How do you find the SPAMMY_URI_PATTERNS rule is performing? It seems
very prone to FPs.
It's performing quite well for me... I haven't seen any FPs on it.
The patterns are based on specific spam templates... one looks for
/outl and /outi URIs, the other is /land/ + /unsub/ + /report/ ...
these URIs have to occur in combination. You are correct that it has
the potential for FPs but I haven't seen any so far.
Why is there no BAYES score?
I ran this test through the root account which does not have a Bayes
DB, so there's no Bayes score. There was a Bayes score on the
original email, which was Bayes50 just like every other one of these
types of spams (no real text, just a spammy image which SA isn't
decoding).
Are you using sqlgrey?

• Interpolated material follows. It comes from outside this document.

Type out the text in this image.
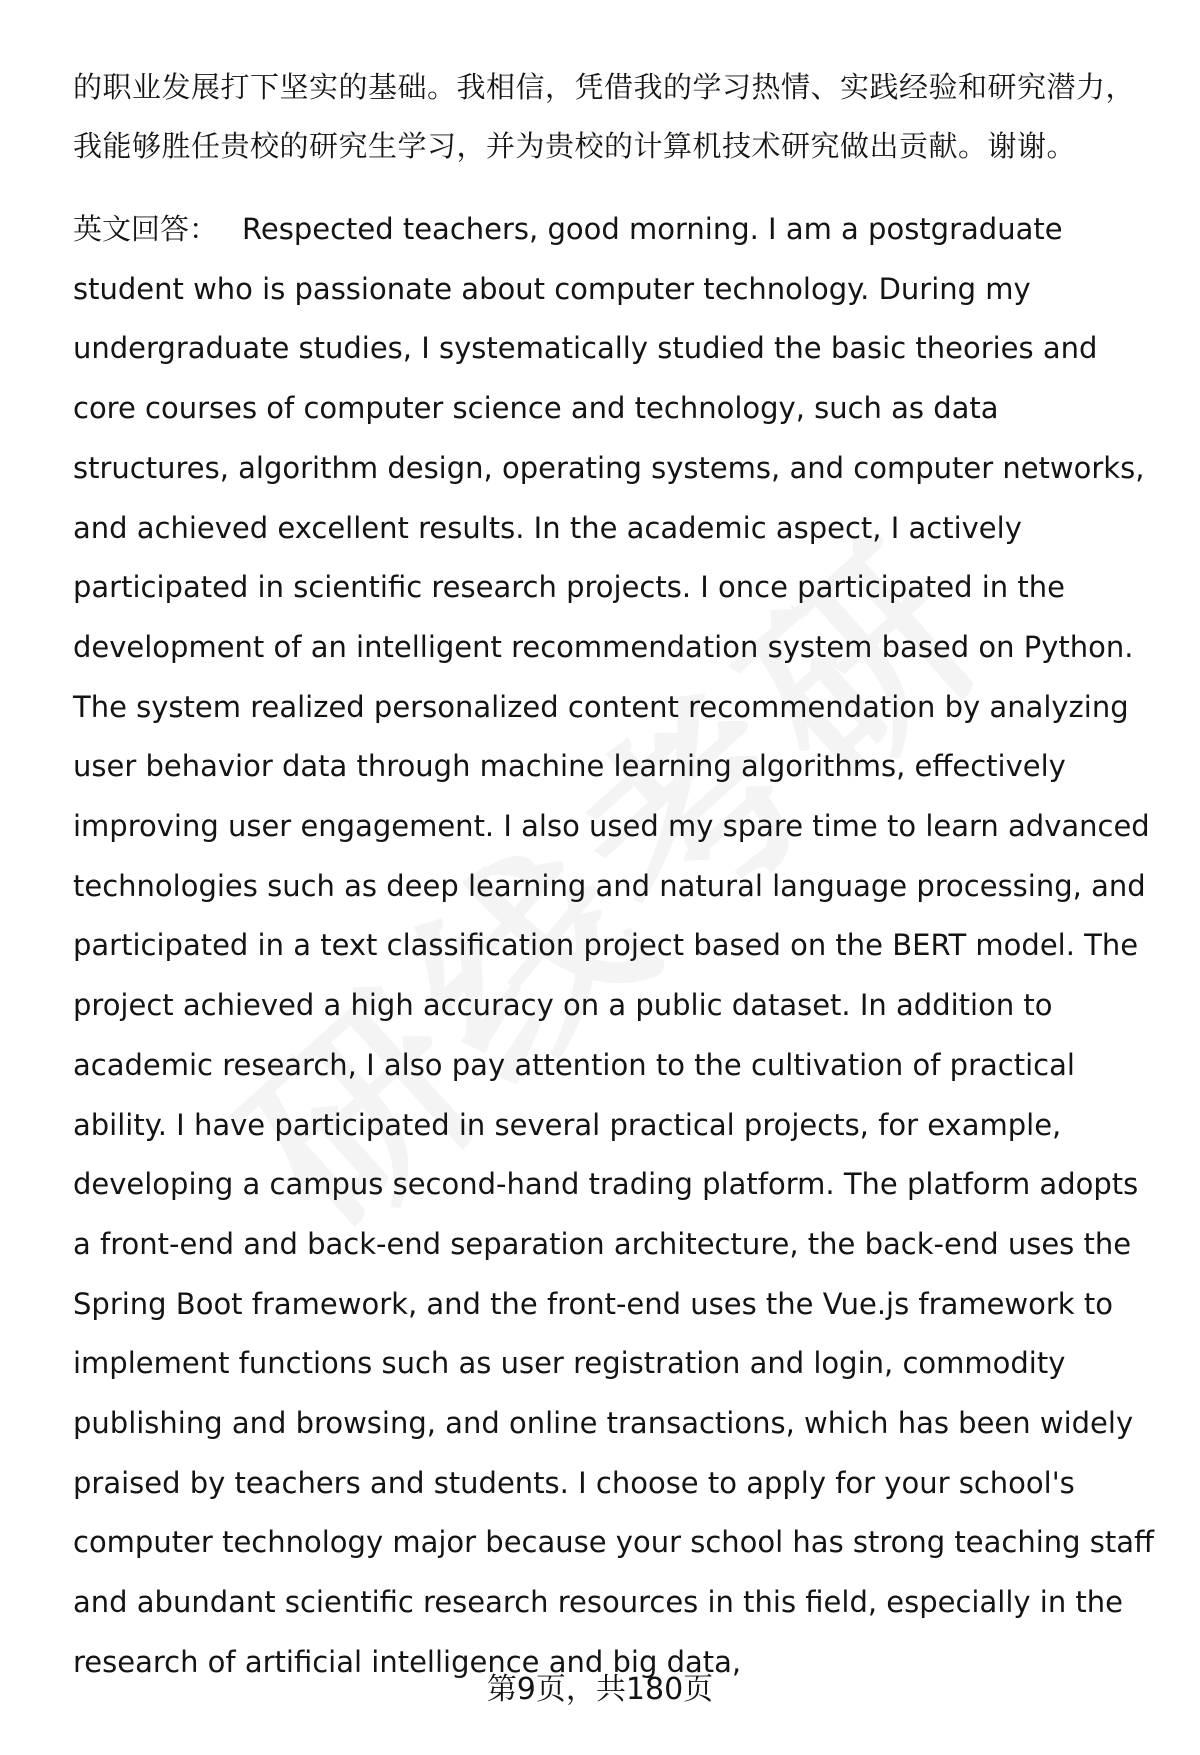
的职业发展打下坚实的基础。我相信，凭借我的学习热情、实践经验和研究潜力，我能够胜任贵校的研究生学习，并为贵校的计算机技术研究做出贡献。谢谢。

英文回答： Respected teachers, good morning. I am a postgraduate student who is passionate about computer technology. During my undergraduate studies, I systematically studied the basic theories and core courses of computer science and technology, such as data structures, algorithm design, operating systems, and computer networks, and achieved excellent results. In the academic aspect, I actively participated in scientific research projects. I once participated in the development of an intelligent recommendation system based on Python. The system realized personalized content recommendation by analyzing user behavior data through machine learning algorithms, effectively improving user engagement. I also used my spare time to learn advanced technologies such as deep learning and natural language processing, and participated in a text classification project based on the BERT model. The project achieved a high accuracy on a public dataset. In addition to academic research, I also pay attention to the cultivation of practical ability. I have participated in several practical projects, for example, developing a campus second-hand trading platform. The platform adopts a front-end and back-end separation architecture, the back-end uses the Spring Boot framework, and the front-end uses the Vue.js framework to implement functions such as user registration and login, commodity publishing and browsing, and online transactions, which has been widely praised by teachers and students. I choose to apply for your school's computer technology major because your school has strong teaching staff and abundant scientific research resources in this field, especially in the research of artificial intelligence and big data,

第9页，共180页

If not, it's incredible and you should try it.
I have not implemented any sort of greylisting yet. I can't use
sqlgrey because I don't use postfix... my server runs sendmail. I'm
sure there are some good sendmail-compatible greylisters but I
haven't tried them yet... I'm a bit worried about legitimate email
getting bounced. I'm sure I'll get to it in due course, though...
Thanks.
--- Amir